POM Wonderful Presents The Greatest Movie Ever Sold Review
by Bret Dorman

I am not a big fan of documentaries. There are basically two types. Documentaries about things and Documentaries about people. I don’t mind the ones about people if the people are interesting (King of Kong). But generally Documentaries about things just don’t tickle my fancy. So there’s one bias against this movie.

I also don’t like when people pick on Hollywood. Holly wood is the greatest place in the world for filmmaking. And they make some really good ones. As much as I love my indies, I grew up on and will always love Hollywood. So there’s two biases against this movie.

Just to be fair and lay all my cards down on the table.

The Premise: Morgan Spurlock, of Supersize Me fame, decides to tackle the big issue of advertising in movies. And he decides that to do this, the best (aka most gimmicky) way is to get the advertisers themselves to pay for it. Also, there are full fledged commercials within the Doc.

The big thing I don’t like about this movie is that it has no point. Its not to show you how bad advertising is or how good it is. Sometimes advertising people are shown in a slightly negative light and other times advertising people are shown in a positive light.
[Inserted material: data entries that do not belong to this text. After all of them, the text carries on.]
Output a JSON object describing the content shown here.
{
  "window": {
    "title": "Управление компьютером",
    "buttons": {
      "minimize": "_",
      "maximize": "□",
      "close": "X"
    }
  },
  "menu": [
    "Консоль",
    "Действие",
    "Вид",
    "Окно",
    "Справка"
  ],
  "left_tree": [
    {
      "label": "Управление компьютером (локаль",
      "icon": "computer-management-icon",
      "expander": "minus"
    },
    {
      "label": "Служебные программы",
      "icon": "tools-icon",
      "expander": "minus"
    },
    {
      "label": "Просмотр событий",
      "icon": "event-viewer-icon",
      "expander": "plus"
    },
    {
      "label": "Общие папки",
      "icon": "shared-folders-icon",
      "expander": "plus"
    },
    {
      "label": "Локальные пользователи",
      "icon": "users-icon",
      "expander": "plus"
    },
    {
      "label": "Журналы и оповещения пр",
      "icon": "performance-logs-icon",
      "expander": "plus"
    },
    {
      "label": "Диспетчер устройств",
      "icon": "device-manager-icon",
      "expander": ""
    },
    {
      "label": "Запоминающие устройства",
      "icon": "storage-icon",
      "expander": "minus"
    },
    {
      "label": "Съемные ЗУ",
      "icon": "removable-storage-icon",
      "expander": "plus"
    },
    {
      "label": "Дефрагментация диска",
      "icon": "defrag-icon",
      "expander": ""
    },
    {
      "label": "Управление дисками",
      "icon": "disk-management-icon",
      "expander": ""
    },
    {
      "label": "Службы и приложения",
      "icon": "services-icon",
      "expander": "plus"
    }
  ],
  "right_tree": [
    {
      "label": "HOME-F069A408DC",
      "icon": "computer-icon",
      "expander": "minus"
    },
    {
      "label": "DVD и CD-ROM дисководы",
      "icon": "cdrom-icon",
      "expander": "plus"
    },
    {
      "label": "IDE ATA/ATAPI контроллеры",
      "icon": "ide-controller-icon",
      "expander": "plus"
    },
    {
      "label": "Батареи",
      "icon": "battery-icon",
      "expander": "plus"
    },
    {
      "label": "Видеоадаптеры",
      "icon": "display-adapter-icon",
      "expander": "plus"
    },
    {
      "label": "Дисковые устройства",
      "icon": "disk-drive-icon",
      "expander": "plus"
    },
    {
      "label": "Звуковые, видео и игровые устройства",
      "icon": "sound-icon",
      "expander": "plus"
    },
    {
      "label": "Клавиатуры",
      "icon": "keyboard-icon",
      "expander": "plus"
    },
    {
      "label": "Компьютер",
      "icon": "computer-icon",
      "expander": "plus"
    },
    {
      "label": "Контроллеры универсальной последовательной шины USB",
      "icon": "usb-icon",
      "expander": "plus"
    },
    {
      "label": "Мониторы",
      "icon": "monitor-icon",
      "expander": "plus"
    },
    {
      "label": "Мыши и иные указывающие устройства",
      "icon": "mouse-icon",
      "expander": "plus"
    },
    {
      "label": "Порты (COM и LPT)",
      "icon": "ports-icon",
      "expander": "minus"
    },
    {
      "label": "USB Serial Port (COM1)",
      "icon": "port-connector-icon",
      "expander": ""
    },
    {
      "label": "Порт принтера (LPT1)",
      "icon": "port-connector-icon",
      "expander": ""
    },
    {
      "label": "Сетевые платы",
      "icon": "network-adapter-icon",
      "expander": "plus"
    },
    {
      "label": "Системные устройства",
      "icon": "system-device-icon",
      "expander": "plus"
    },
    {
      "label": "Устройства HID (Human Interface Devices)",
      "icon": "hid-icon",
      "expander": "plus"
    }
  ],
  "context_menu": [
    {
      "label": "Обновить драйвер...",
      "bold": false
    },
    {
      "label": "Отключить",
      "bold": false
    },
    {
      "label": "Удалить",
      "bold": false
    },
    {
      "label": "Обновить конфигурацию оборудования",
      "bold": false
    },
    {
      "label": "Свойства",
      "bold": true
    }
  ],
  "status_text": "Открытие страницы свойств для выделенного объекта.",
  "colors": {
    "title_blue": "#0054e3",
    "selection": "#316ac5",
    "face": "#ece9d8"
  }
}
You could argue the people who didn’t sponsor this movie are the ones shown negatively, but even then its obvious why they wouldn’t want to sponsor a documentary (not a very profitable form of movie) let alone one about them.

One of the big questions Spurlock asks in the doc is if he is selling out. Valid question, only they don’t do enough to show how he is selling out. There is one funny meeting with POM Wonderful but other than that its all making more drama out of something that really just isn’t there.
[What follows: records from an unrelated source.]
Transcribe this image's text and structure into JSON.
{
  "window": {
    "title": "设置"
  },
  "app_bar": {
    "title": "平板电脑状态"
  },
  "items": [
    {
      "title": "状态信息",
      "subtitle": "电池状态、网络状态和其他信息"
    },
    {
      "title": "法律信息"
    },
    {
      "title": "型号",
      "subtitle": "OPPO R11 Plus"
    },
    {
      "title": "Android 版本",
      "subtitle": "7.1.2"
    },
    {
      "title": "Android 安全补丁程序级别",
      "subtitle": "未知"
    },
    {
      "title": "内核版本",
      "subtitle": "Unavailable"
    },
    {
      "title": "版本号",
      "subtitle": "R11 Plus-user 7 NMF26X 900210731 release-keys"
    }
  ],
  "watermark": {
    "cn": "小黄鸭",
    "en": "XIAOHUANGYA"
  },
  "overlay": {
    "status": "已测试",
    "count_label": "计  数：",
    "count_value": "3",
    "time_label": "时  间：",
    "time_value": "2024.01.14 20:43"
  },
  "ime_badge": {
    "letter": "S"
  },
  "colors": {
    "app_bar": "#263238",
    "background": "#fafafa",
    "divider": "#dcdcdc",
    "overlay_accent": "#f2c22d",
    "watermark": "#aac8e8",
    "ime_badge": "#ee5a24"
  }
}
There’s quite a few interviews with directors of movies (Tarantino! Represent!) and the one I liked the most was with Brett Ratner. Ratner validates the point of, “If a character is driving a car in a movie… why not get paid to show what kind of car?” Totally makes sense to me. Some directors, like Michael Bay, might stick a little too long on the logo, but really, if you’re making a super big budget movie you need money. That’s how it works.

Ultimately what I believe POM Wonder Presents The Greatest Movie Ever Sold is doing is just pandering to an audience that already knows advertising is everywhere and how crazy it is. I would assume that most people know advertising is a big part of our lives and just seeing the words Coca Cola doesn’t actually make them want to drink coke.

Spurlock seems to tackle big companies, but for the most obvious reasons. McDonalds is unhealthy for you. Hollywood has a lot of advertising. What’s the point?

At least Morgan has a good sense of humor about it all.



In Conclusion, at the very end of the movie, even Morgan Spurlock admits he doesn’t know what the point is, that he is just trying to show you ‘advertising is everywhere’. Gee thanks. One of the big points of this movie is that you, the viewer, are basically spending money to watch a big long semi behind the scenes commercial for various products. Well POM Wonderful Presents The Greatest Movie Ever Sold, jokes on you… because you were one of my ‘sneak in’ movies.